Mitchell climbed a lot of mountains, but his real interest lay in surveying the plains that might prove suitable for pastoral settlement. The party travelled southwest, around the north of the Grampians, down to Portland, before travelling back south of the Grampians through central Victoria to Murchison, Benalla and then on to Sydney.
Along the way Mitchell “discovered” the fertile river-fed valleys and picturesque plains of Victoria. Mitchell recorded his impressions of the region’s varied and verdant landscape in notebooks and sketches, which contrasted greatly with the dry interior he had earlier mapped. He named the region ‘Australia Felix’ and believed himself to be ‘the first European intruder on the sublime solitude’ of the area.
We travelled at the same time of year as Mitchell, observing country full of crops, orchards, vineyards, and pastures supporting sheep and cattle. It was a very enjoyable trip, but it was hard reading the excerpts from Mitchell’s diary which portrayed his sense of entitlement and his blindness to the First Peoples living there.
Mountains were also a very significant part of Jesus’ life and travels.
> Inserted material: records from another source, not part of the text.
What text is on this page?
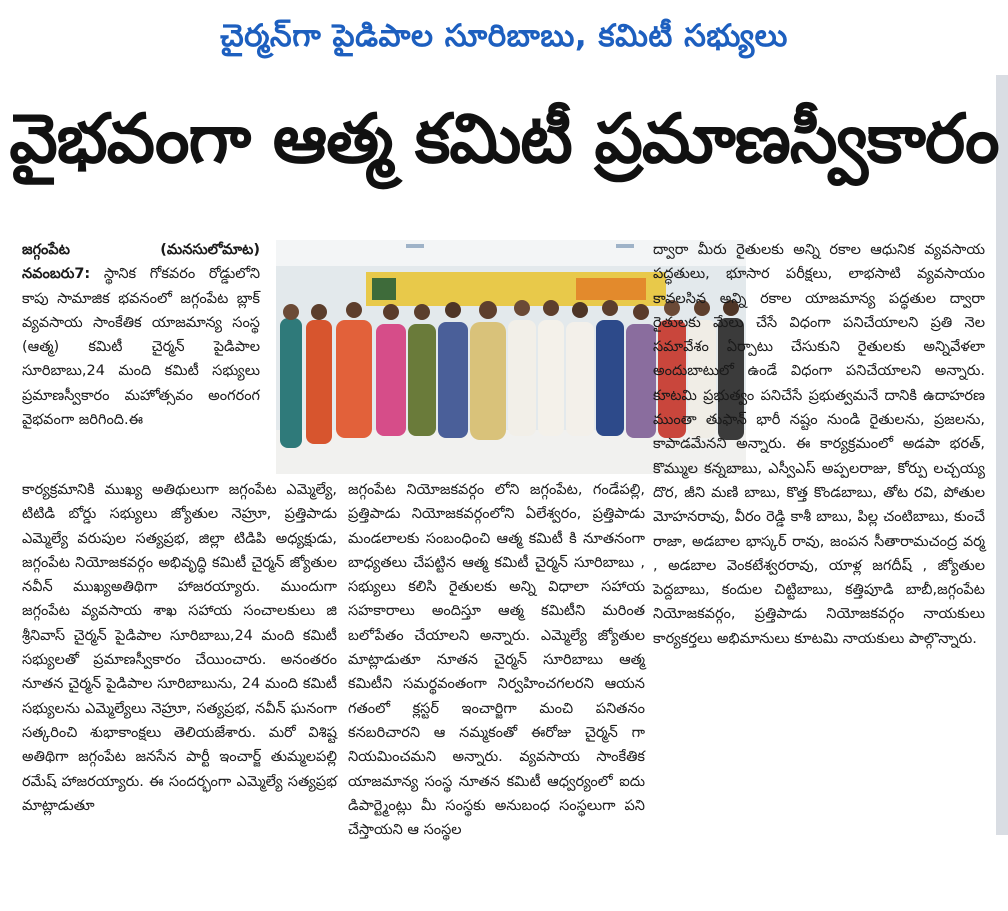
చైర్మన్‌గా పైడిపాల సూరిబాబు, కమిటీ సభ్యులు
వైభవంగా ఆత్మ కమిటీ ప్రమాణస్వీకారం
జగ్గంపేట	(మనసులోమాట)

నవంబరు7: స్థానిక గోకవరం రోడ్డులోని కాపు సామాజిక భవనంలో జగ్గంపేట బ్లాక్ వ్యవసాయ సాంకేతిక యాజమాన్య సంస్థ (ఆత్మ) కమిటీ చైర్మన్ పైడిపాల సూరిబాబు,24 మంది కమిటీ సభ్యులు ప్రమాణస్వీకారం మహోత్సవం అంగరంగ వైభవంగా జరిగింది.ఈ

కార్యక్రమానికి ముఖ్య అతిథులుగా జగ్గంపేట ఎమ్మెల్యే, టిటిడి బోర్డు సభ్యులు జ్యోతుల నెహ్రూ, ప్రత్తిపాడు ఎమ్మెల్యే వరుపుల సత్యప్రభ, జిల్లా టిడిపి అధ్యక్షుడు, జగ్గంపేట నియోజకవర్గం అభివృద్ధి కమిటీ చైర్మన్ జ్యోతుల నవీన్ ముఖ్యఅతిథిగా హాజరయ్యారు. ముందుగా జగ్గంపేట వ్యవసాయ శాఖ సహాయ సంచాలకులు జి శ్రీనివాస్ చైర్మన్ పైడిపాల సూరిబాబు,24 మంది కమిటీ సభ్యులతో ప్రమాణస్వీకారం చేయించారు. అనంతరం నూతన చైర్మన్ పైడిపాల సూరిబాబును, 24 మంది కమిటీ సభ్యులను ఎమ్మెల్యేలు నెహ్రూ, సత్యప్రభ, నవీన్ ఘనంగా సత్కరించి శుభాకాంక్షలు తెలియజేశారు. మరో విశిష్ట అతిథిగా జగ్గంపేట జనసేన పార్టీ ఇంచార్జ్ తుమ్మలపల్లి రమేష్ హాజరయ్యారు. ఈ సందర్భంగా ఎమ్మెల్యే సత్యప్రభ మాట్లాడుతూ

జగ్గంపేట నియోజకవర్గం లోని జగ్గంపేట, గండేపల్లి, ప్రత్తిపాడు నియోజకవర్గంలోని ఏలేశ్వరం, ప్రత్తిపాడు మండలాలకు సంబంధించి ఆత్మ కమిటీ కి నూతనంగా బాధ్యతలు చేపట్టిన ఆత్మ కమిటీ చైర్మన్ సూరిబాబు , సభ్యులు కలిసి రైతులకు అన్ని విధాలా సహాయ సహకారాలు అందిస్తూ ఆత్మ కమిటీని మరింత బలోపేతం చేయాలని అన్నారు. ఎమ్మెల్యే జ్యోతుల మాట్లాడుతూ నూతన చైర్మన్ సూరిబాబు ఆత్మ కమిటీని సమర్థవంతంగా నిర్వహించగలరని ఆయన గతంలో క్లస్టర్ ఇంచార్జిగా మంచి పనితనం కనబరిచారని ఆ నమ్మకంతో ఈరోజు చైర్మన్ గా నియమించమని అన్నారు. వ్యవసాయ సాంకేతిక యాజమాన్య సంస్థ నూతన కమిటీ ఆధ్వర్యంలో ఐదు డిపార్ట్మెంట్లు మీ సంస్థకు అనుబంధ సంస్థలుగా పని చేస్తాయని ఆ సంస్థల

ద్వారా మీరు రైతులకు అన్ని రకాల ఆధునిక వ్యవసాయ పద్ధతులు, భూసార పరీక్షలు, లాభసాటి వ్యవసాయం కావలసిన అన్ని రకాల యాజమాన్య పద్ధతుల ద్వారా రైతులకు మేలు చేసే విధంగా పనిచేయాలని ప్రతి నెల సమావేశం ఏర్పాటు చేసుకుని రైతులకు అన్నివేళలా అందుబాటులో ఉండే విధంగా పనిచేయాలని అన్నారు. కూటమి ప్రభుత్వం పనిచేసే ప్రభుత్వమనే దానికి ఉదాహరణ ముంతా తుఫాన్ భారీ నష్టం నుండి రైతులను, ప్రజలను, కాపాడమేనని అన్నారు. ఈ కార్యక్రమంలో అడపా భరత్, కొమ్ముల కన్నబాబు, ఎస్వీఎస్ అప్పలరాజు, కోర్పు లచ్చయ్య దొర, జీని మణి బాబు, కొత్త కొండబాబు, తోట రవి, పోతుల మోహనరావు, వీరం రెడ్డి కాశీ బాబు, పిల్ల చంటిబాబు, కుంచే రాజా, అడబాల భాస్కర్ రావు, జంపన సీతారామచంద్ర వర్మ , అడబాల వెంకటేశ్వరరావు, యాళ్ల జగదీష్ , జ్యోతుల పెద్దబాబు, కందుల చిట్టిబాబు, కత్తిపూడి బాబీ,జగ్గంపేట నియోజకవర్గం, ప్రత్తిపాడు నియోజకవర్గం నాయకులు కార్యకర్తలు అభిమానులు కూటమి నాయకులు పాల్గొన్నారు.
The gospels tell us that Jesus often went up to mountains (Matthew 14:23, Mark 6:46, Luke 6:12, John 6:15). Mountains were solitary places and Jesus valued them as quiet places where he could pray in peace. Many of us know about the Sermon on the Mount. ‘The Message’, Eugene Peterson’s translation of the Bible, says Jesus sat down and taught his climbing companions. Jesus also performed miracles on the mountain. In Matthew 15:29 to 31, we read that on the mountain “great crowds came to him bringing with them the lame, the maimed, the blind, the mute, and many others. They put them at his feet, and he cured them.”
It was while up a high mountain that Jesus was transfigured (Matthew 17: 1 to 17). And it was on the mountain in Galilee, that Jesus gave his disciples the ‘Great Commission’ to ‘go and make disciples of all nations’ (Matthew 28:19).
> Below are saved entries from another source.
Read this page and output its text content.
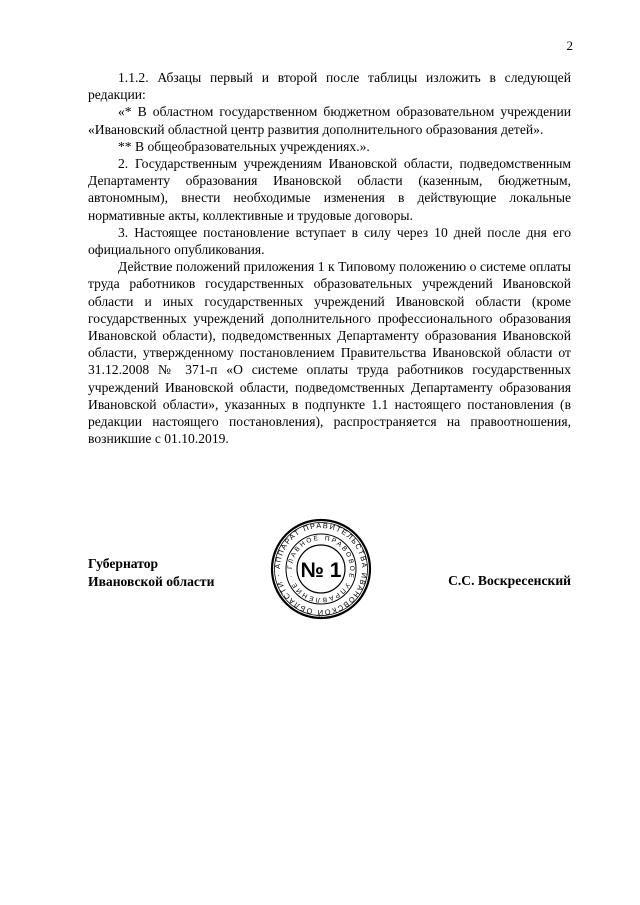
2

1.1.2. Абзацы первый и второй после таблицы изложить в следующей редакции:

«* В областном государственном бюджетном образовательном учреждении «Ивановский областной центр развития дополнительного образования детей».

** В общеобразовательных учреждениях.».

2. Государственным учреждениям Ивановской области, подведомственным Департаменту образования Ивановской области (казенным, бюджетным, автономным), внести необходимые изменения в действующие локальные нормативные акты, коллективные и трудовые договоры.

3. Настоящее постановление вступает в силу через 10 дней после дня его официального опубликования.

Действие положений приложения 1 к Типовому положению о системе оплаты труда работников государственных образовательных учреждений Ивановской области и иных государственных учреждений Ивановской области (кроме государственных учреждений дополнительного профессионального образования Ивановской области), подведомственных Департаменту образования Ивановской области, утвержденному постановлением Правительства Ивановской области от 31.12.2008 № 371-п «О системе оплаты труда работников государственных учреждений Ивановской области, подведомственных Департаменту образования Ивановской области», указанных в подпункте 1.1 настоящего постановления (в редакции настоящего постановления), распространяется на правоотношения, возникшие с 01.10.2019.

Губернатор
Ивановской области	С.С. Воскресенский
АППАРАТ ПРАВИТЕЛЬСТВА ИВАНОВСКОЙ ОБЛАСТИ ·
ГЛАВНОЕ ПРАВОВОЕ УПРАВЛЕНИЕ · № 1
Most of us have had peak moments in our lives, ‘mountaintop experiences’ that gave us clarity of purpose, inspiration and vision for living, but we then need to return to our ordinary lives on the plains. Mountains are places that inspire us, but we live our lives on the plains. The fertile plains of Northern Victoria have made many prosperous and sustain vibrant communities. But wealth and comfort can dull our vision and are not an end in themselves. We need to hold fast to the vision and values that make for a just and truly great society.
In Jesus’ time mountains could also be a cause for division. In a conversation with a Samaritan woman, the woman said, “Our ancestors worshipped on this mountain, but you say that the place where people must worship is in Jerusalem (Mt. Zion).” To which Jesus replied that it wasn’t about mountains at all but our attitude, “the true worshippers will worship the Father in spirit and truth.” (John 4: 23)
We don’t need mountains, but we do need to make time to sustain and renew ourselves: prayer, moments of solitude, and joining with others of like mind can help us to hold onto our clarity, inspiration, and vision.
This is the gospel, and it’s good news.